María junto a la cruz del Señor
“Junto a la cruz de Jesús estaba María, su madre” (Jn 19,25-27). María se mantiene de pie en el Calvario, valiente y firme junto a la cruz de Jesús, junto al dolor, junto al sufrimiento, junto al abandono y la soledad. Ella es la Virgen de la Misericordia, la Madre de las angustias y de la soledad más profunda. María nos enseña a vivir y a dar un sentido cristiano a nuestras cruces y sufrimientos, a nuestras angustias, temores, enfermedades, contradicciones de la vida, y a ser, como ella y Jesucristo, misericordiosos, a perdonar y a estar muy cerca de los más necesitados y castigados por la vida.
Junto a la Cruz de Jesús estaba María, su madre. En el momento de máxima angustia y dolor de Jesucristo, cuando se encontraba clavado en la cruz, allí está María compartiendo su dolor, su silencio, su pena. María vive estos momentos con más cercanía y más profundidad que nadie: lo vive como madre; es su hijo quien muere en la cruz. María, sabe de dolor, de sufrimientos, de soledades. Ella es la madre dolorosa, la madre de las angustias, la madre de la misericordia.
Jesucristo experimentó la angustia de Getsemaní, la traición de Judas, la flagelación, las bofetadas, la corona de espinas, la negación de Pedro, el camino del calvario, la muerte en la cruz.
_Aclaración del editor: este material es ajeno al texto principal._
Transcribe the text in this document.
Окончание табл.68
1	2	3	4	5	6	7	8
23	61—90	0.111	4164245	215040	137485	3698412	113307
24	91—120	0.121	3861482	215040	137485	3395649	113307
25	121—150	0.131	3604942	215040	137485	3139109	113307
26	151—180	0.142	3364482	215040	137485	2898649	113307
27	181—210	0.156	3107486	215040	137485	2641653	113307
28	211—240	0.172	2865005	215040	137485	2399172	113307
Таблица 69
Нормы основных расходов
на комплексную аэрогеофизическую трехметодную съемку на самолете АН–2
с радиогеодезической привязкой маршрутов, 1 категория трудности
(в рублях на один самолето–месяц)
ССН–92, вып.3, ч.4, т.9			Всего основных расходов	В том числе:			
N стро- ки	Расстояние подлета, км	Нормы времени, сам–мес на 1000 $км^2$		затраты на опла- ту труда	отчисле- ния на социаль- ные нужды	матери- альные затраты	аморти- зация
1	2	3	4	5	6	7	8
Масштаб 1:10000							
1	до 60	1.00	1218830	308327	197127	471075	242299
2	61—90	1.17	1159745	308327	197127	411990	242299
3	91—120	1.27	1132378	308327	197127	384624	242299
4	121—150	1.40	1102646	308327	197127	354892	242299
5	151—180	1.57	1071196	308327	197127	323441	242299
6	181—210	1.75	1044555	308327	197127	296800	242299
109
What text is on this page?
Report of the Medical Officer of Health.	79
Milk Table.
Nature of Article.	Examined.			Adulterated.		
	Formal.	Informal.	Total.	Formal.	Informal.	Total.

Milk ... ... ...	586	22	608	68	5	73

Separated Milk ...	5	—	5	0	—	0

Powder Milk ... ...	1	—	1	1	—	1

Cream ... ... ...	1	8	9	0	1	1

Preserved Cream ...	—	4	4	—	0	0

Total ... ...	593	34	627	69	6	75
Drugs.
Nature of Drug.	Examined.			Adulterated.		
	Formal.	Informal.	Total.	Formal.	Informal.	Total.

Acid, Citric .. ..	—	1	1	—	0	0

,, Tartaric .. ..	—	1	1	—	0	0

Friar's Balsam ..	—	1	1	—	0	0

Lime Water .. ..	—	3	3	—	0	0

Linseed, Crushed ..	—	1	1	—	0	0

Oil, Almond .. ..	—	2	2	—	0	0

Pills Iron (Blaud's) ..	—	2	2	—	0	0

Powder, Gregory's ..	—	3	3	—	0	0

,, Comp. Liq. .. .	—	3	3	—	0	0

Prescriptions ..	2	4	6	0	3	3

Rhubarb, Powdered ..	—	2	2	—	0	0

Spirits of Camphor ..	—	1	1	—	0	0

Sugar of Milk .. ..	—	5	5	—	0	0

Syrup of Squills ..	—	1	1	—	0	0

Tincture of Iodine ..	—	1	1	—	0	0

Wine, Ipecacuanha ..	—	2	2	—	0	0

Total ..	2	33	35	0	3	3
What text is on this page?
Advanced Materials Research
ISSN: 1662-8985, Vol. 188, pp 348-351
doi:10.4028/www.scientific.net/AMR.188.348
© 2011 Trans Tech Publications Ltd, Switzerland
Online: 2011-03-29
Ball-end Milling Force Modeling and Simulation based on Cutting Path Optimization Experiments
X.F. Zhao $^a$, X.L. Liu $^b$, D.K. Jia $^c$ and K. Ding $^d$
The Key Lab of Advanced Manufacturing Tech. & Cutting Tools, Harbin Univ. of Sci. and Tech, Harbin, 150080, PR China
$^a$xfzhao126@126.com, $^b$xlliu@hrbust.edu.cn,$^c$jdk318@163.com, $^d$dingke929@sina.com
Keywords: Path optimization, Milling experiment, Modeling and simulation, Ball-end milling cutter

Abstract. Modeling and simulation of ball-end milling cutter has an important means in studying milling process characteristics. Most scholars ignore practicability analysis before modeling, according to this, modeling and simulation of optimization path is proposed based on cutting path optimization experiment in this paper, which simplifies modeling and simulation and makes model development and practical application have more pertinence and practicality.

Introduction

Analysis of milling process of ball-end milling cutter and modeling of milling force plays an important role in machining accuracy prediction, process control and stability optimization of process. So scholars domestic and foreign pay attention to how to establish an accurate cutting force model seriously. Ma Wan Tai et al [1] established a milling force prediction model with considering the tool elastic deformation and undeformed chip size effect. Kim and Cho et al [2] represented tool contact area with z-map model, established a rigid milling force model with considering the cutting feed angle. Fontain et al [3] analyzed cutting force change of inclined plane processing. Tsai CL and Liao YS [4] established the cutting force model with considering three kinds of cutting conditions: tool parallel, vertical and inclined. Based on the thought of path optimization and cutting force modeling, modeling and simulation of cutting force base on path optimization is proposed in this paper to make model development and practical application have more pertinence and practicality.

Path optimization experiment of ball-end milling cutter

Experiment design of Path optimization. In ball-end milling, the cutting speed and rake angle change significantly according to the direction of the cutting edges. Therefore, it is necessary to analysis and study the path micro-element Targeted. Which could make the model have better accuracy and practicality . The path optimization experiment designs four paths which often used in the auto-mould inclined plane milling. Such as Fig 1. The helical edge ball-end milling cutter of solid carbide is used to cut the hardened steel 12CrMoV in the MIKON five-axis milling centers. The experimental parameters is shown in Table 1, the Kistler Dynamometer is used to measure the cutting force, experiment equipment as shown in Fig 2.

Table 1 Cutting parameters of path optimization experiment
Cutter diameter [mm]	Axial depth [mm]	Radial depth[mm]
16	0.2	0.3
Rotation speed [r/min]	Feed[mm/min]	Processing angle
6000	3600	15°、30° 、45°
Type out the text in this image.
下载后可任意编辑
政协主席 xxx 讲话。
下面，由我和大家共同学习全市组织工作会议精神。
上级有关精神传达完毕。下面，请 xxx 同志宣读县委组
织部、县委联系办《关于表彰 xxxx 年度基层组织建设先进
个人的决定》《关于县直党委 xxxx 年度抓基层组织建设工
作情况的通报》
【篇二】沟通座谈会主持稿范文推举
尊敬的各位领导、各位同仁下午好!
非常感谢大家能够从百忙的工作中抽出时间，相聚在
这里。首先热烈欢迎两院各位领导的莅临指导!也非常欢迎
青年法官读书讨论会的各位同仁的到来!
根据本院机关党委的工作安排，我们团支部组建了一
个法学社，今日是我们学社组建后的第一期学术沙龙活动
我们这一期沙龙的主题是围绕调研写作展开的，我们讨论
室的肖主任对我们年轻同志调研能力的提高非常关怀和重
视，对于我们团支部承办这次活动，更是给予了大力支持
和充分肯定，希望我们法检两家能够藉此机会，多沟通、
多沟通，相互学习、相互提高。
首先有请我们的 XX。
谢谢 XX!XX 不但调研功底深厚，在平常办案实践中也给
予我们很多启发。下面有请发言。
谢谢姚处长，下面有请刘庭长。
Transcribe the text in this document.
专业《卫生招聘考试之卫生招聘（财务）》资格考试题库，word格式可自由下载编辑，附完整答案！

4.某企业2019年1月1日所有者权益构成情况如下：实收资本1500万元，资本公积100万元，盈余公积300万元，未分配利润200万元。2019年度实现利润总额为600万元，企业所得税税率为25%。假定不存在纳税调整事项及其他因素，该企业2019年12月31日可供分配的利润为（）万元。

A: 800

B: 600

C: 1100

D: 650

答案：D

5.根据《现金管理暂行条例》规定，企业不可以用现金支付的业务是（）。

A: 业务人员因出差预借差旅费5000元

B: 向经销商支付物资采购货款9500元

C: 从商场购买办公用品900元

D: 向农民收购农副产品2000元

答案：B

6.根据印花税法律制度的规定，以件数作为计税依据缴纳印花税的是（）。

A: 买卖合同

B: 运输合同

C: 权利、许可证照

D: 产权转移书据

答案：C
También María bebió el cáliz de la pasión y lo bebió hasta el fondo, porque ella estuvo en Jerusalén, lo vio todo y estuvo presente en todo, hasta terminar junto a la cruz de su Hijo.
María se mantuvo siempre muy cerca de Jesús, no sólo en un sentido físico o geográfico, sino también en un sentido espiritual. Estaba unida a la cruz de Jesús, tenía el mismo sufrimiento, sufría con él. Sufría en su corazón lo mismo que el Hijo sufría en la carne. Se hicieron realidad para ella aquellas palabras proféticas de Simeón: “Una espada de dolor te atravesará el alma” (Lc 3,35). Y también las palabras que pusieron en sus labios tantos escritores sagrados: “Mirad si hay un dolor semejante a mi dolor; mirad si hay mayor desconsuelo”.
Jesús perdonó a todos desde la cruz: “Padre, perdónalos, porque no saben lo que hacen” (Lc 23,34). María comprendió que Dios quería que ella en su corazón de madre también perdonase, y perdonó. María se mantuvo junto a la cruz no con gritos y lamentos, sino en silencio. El silencio, el perdón y el amor son el mensaje de la cruz. El silencio guarda solo para Dios el perfume del sacrificio.
María y Jesús, madre e Hijo, estaban muy cerca. Jesús experimentó el dolor de ver sufrir a su madre, pero también la paz de su presencia. Y desde esa paz, llena de amor y consciente de su resurrección victoriosa por la fuerza de Dios, nos la dejó como madre: “Hijo, ahí tienes a tu madre” (Lc 19,26).
Que María nos ayude a entender y vivir desde la fe el misterio de la cruz, del dolor, del sufrimiento y a vivir en profundidad los misterios sagrados que celebramos en Semana Santa: la pasión, muerte y resurrección de Nuestro Señor Jesucristo.